Übrigens muss ein Unternehmen nicht in allen Handlungsfeldern glänzen, sinnvoll ist es, Schwerpunkte zu setzen. Ein interessantes Beispiel ist die Firma Chemical Check aus Steinheim, die sich im Sozialen engagiert. Die Expertinnen und Experten rund um Gefahrgüter haben neben ihrem Standort einen Kindergarten gebaut, der dem Nachwuchs der Beschäftigten und den im Stadtviertel lebenden Kindern zur Verfügung steht. Sie haben sich so als Corporate Citizen, als „guter Nachbar“ etabliert und setzen damit einen sehr guten Impact im Hinblick darauf, wie das Umfeld über das Unternehmen denkt. Solche Aktivitäten kommen an und lassen sich sehr gut kommunizieren.
m&w: Gibt es konkrete Zahlen für die Region, die zeigen, wie viele Unternehmen nachhaltig aufgestellt sind?

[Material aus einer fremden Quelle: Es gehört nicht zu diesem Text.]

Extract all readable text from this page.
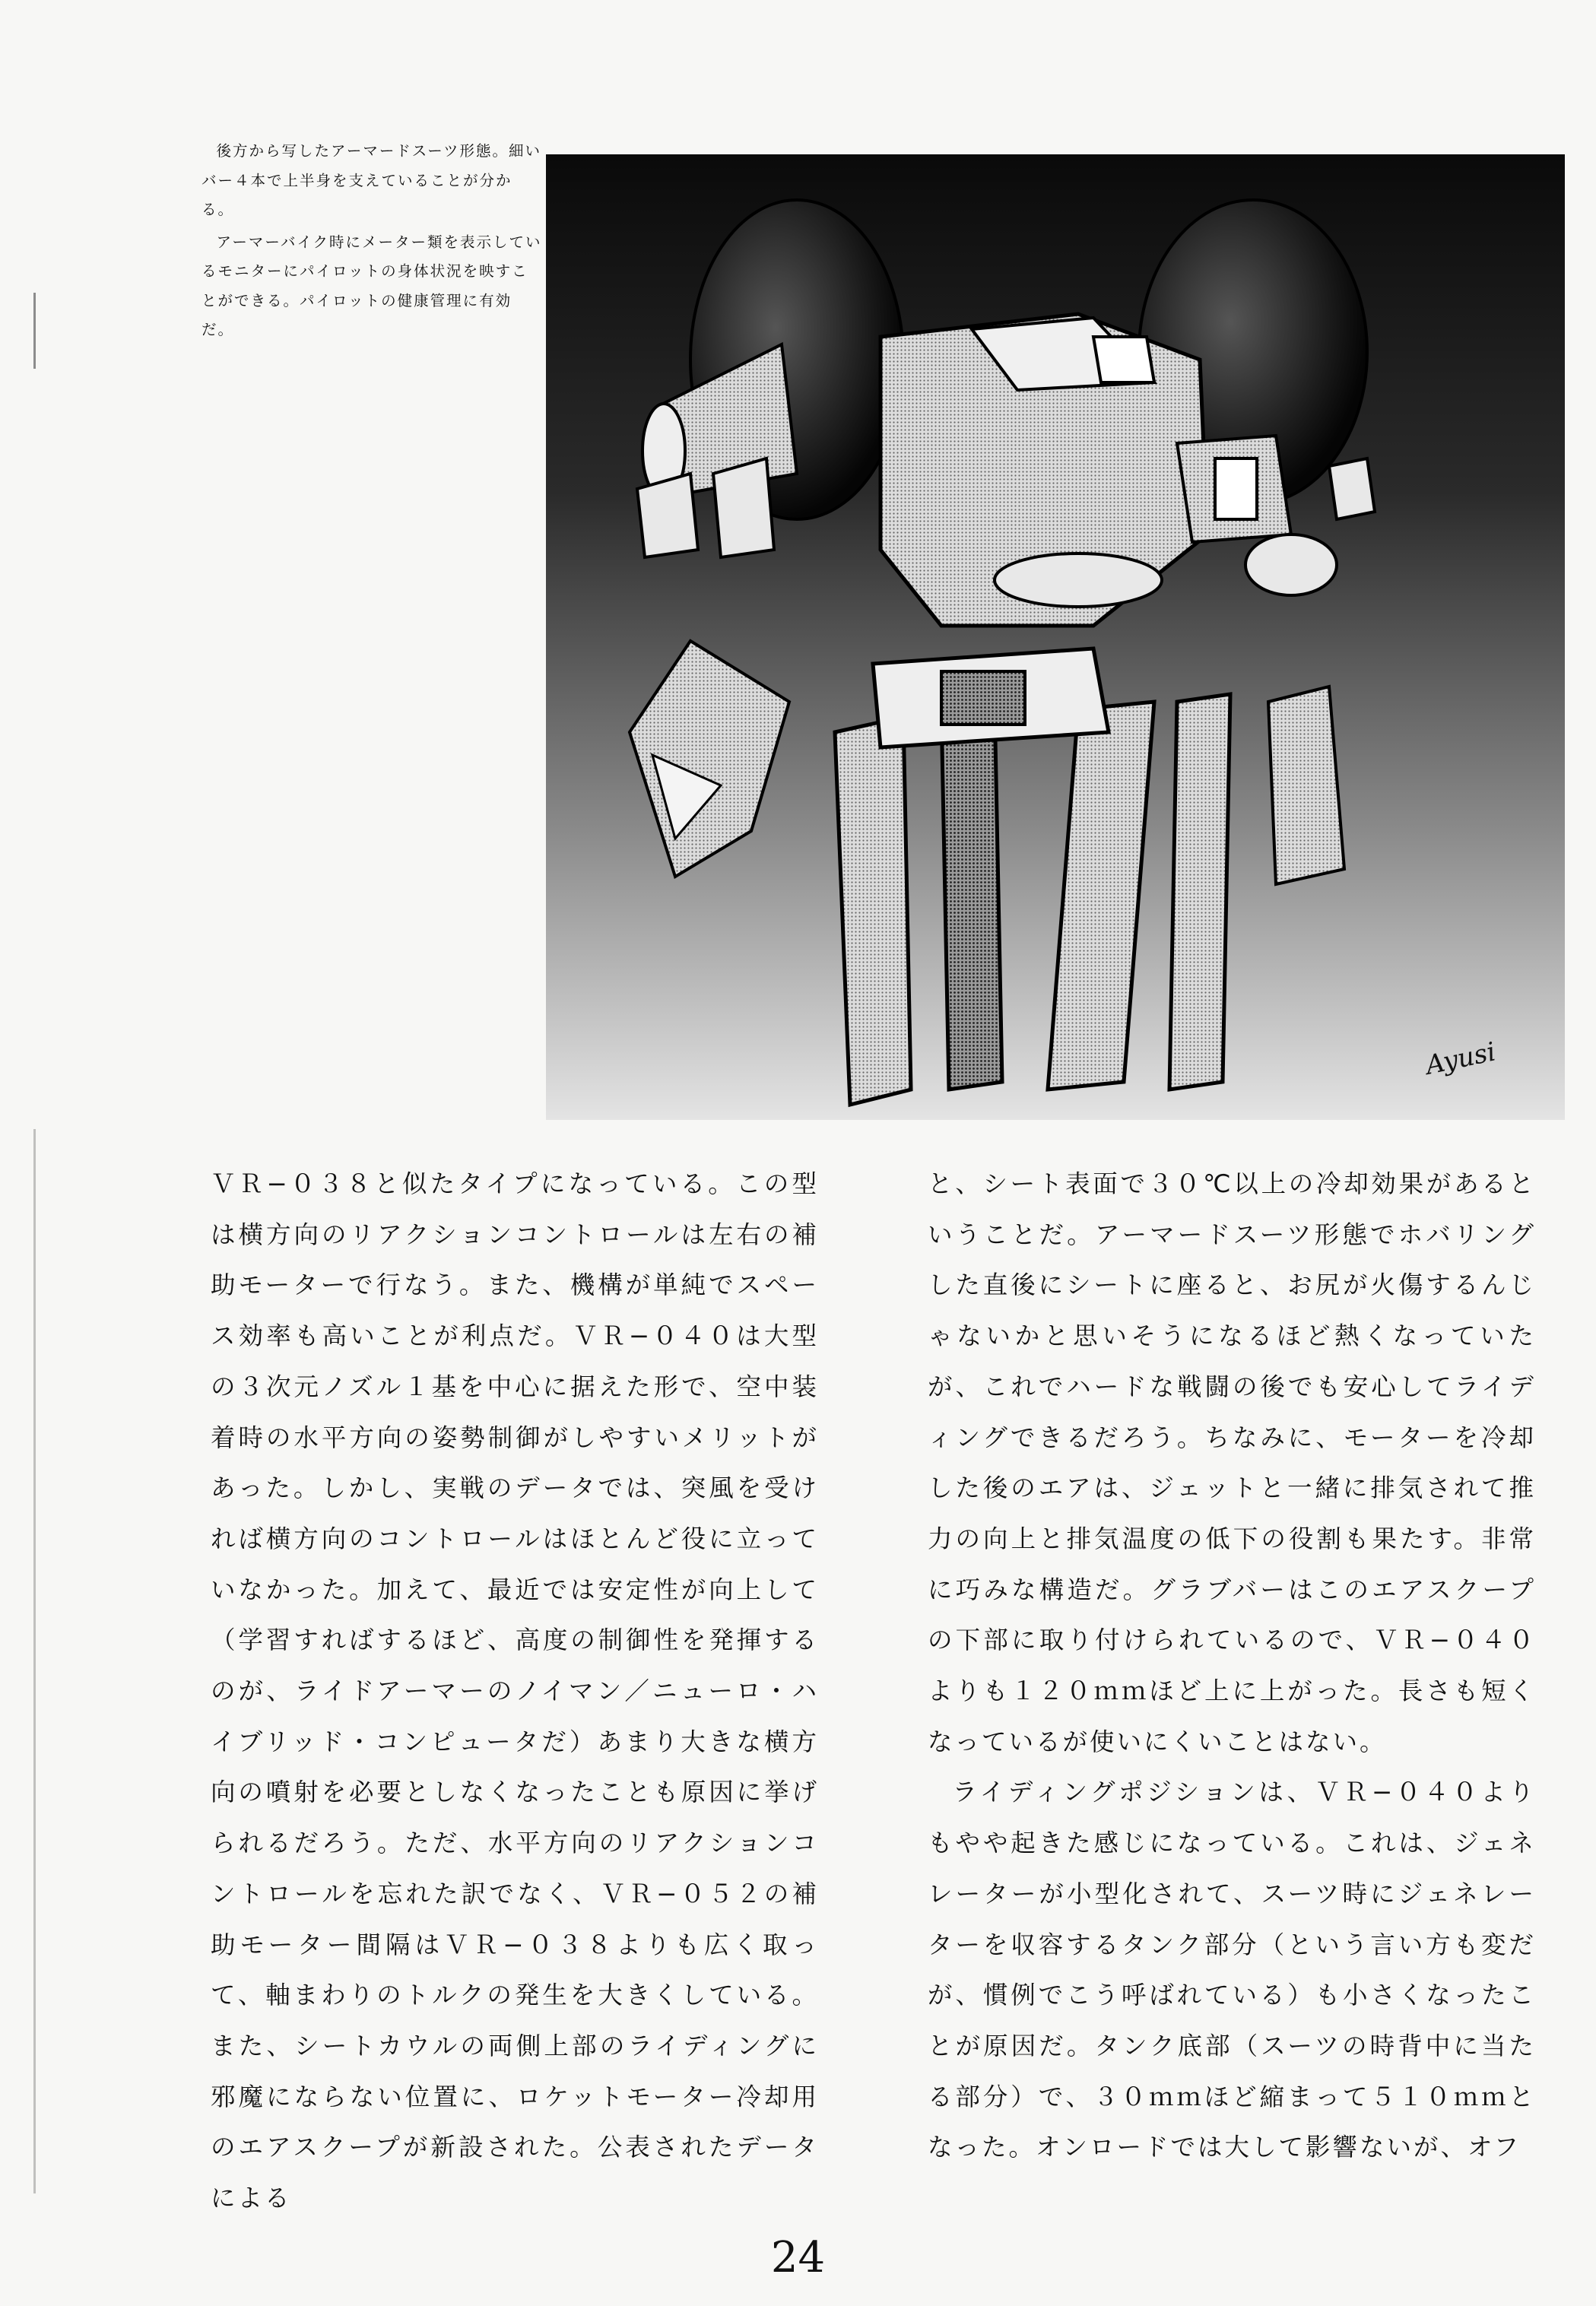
後方から写したアーマードスーツ形態。細いバー４本で上半身を支えていることが分かる。

アーマーバイク時にメーター類を表示しているモニターにパイロットの身体状況を映すことができる。パイロットの健康管理に有効だ。

Ayusi

ＶＲ−０３８と似たタイプになっている。この型は横方向のリアクションコントロールは左右の補助モーターで行なう。また、機構が単純でスペース効率も高いことが利点だ。ＶＲ−０４０は大型の３次元ノズル１基を中心に据えた形で、空中装着時の水平方向の姿勢制御がしやすいメリットがあった。しかし、実戦のデータでは、突風を受ければ横方向のコントロールはほとんど役に立っていなかった。加えて、最近では安定性が向上して（学習すればするほど、高度の制御性を発揮するのが、ライドアーマーのノイマン／ニューロ・ハイブリッド・コンピュータだ）あまり大きな横方向の噴射を必要としなくなったことも原因に挙げられるだろう。ただ、水平方向のリアクションコントロールを忘れた訳でなく、ＶＲ−０５２の補助モーター間隔はＶＲ−０３８よりも広く取って、軸まわりのトルクの発生を大きくしている。また、シートカウルの両側上部のライディングに邪魔にならない位置に、ロケットモーター冷却用のエアスクープが新設された。公表されたデータによる

と、シート表面で３０℃以上の冷却効果があるということだ。アーマードスーツ形態でホバリングした直後にシートに座ると、お尻が火傷するんじゃないかと思いそうになるほど熱くなっていたが、これでハードな戦闘の後でも安心してライディングできるだろう。ちなみに、モーターを冷却した後のエアは、ジェットと一緒に排気されて推力の向上と排気温度の低下の役割も果たす。非常に巧みな構造だ。グラブバーはこのエアスクープの下部に取り付けられているので、ＶＲ−０４０よりも１２０ｍｍほど上に上がった。長さも短くなっているが使いにくいことはない。

ライディングポジションは、ＶＲ−０４０よりもやや起きた感じになっている。これは、ジェネレーターが小型化されて、スーツ時にジェネレーターを収容するタンク部分（という言い方も変だが、慣例でこう呼ばれている）も小さくなったことが原因だ。タンク底部（スーツの時背中に当たる部分）で、３０ｍｍほど縮まって５１０ｍｍとなった。オンロードでは大して影響ないが、オフ

24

Simon Gröger: OWL ist eine Innovationsregion, eine nachhaltige Innovationsregion. Innovation und Nachhaltigkeit stecken sozusagen in der DNA der Unternehmen. Dafür ist die Region bekannt, mittlerweile haben viele Unternehmen sich hier strategisch sehr gut aufgestellt und sind auf dem besten Weg, die Thematik auch substanziell voranzubringen.
m&w: Im CSR-Kompetenzzentrum OWL ist auch das neue Projekt CSR 4.0 angesiedelt. Worum geht es hier?
Simon Gröger: Die Digitalisierung nachhaltig und die Nachhaltigkeit digital zu betrachten – dafür steht CSR 4.0. Die Frage ist, wie Unternehmen konkret digitale Verantwortung übernehmen und nachhaltig erfolgreich sein können? Damit beschäftigen wir uns in dem Projekt.
Oftmals denken viele zuerst an die negativen Folgen, zum Beispiel an den Wandel der Arbeit und mögliche Jobverluste. Digitalisierung bedeutet jedoch weitaus mehr. Deshalb wollen wir die Diskussion von Verantwortung nicht nur auf den Arbeitsplatz und Datenschutz legen, sondern den Blick auf die vier Handlungsfelder von CSR – Beschäftigte, Umwelt, Markt und Gemeinwesen – erweitern und hier zeigt sich, dass es viele interessante Schnittstellen gibt. Die CSR-Strategie bildet einen wunderbaren Ansatz, sich mit der Digitalisierung zu beschäftigen, um herauszufinden, welche Aktivitäten sinnvoll und nachhaltig sind. Zu fragen, wie sich eine Lieferkette nachhaltig gestalten lässt, sodass transparent nachvollziehbar ist, woher die Rohstoffe stammen und wie der Produktionsprozess aussah, ist ein Beispiel, das zeigt, wie Digitalisierung mehr Nachhaltigkeit bewirkt.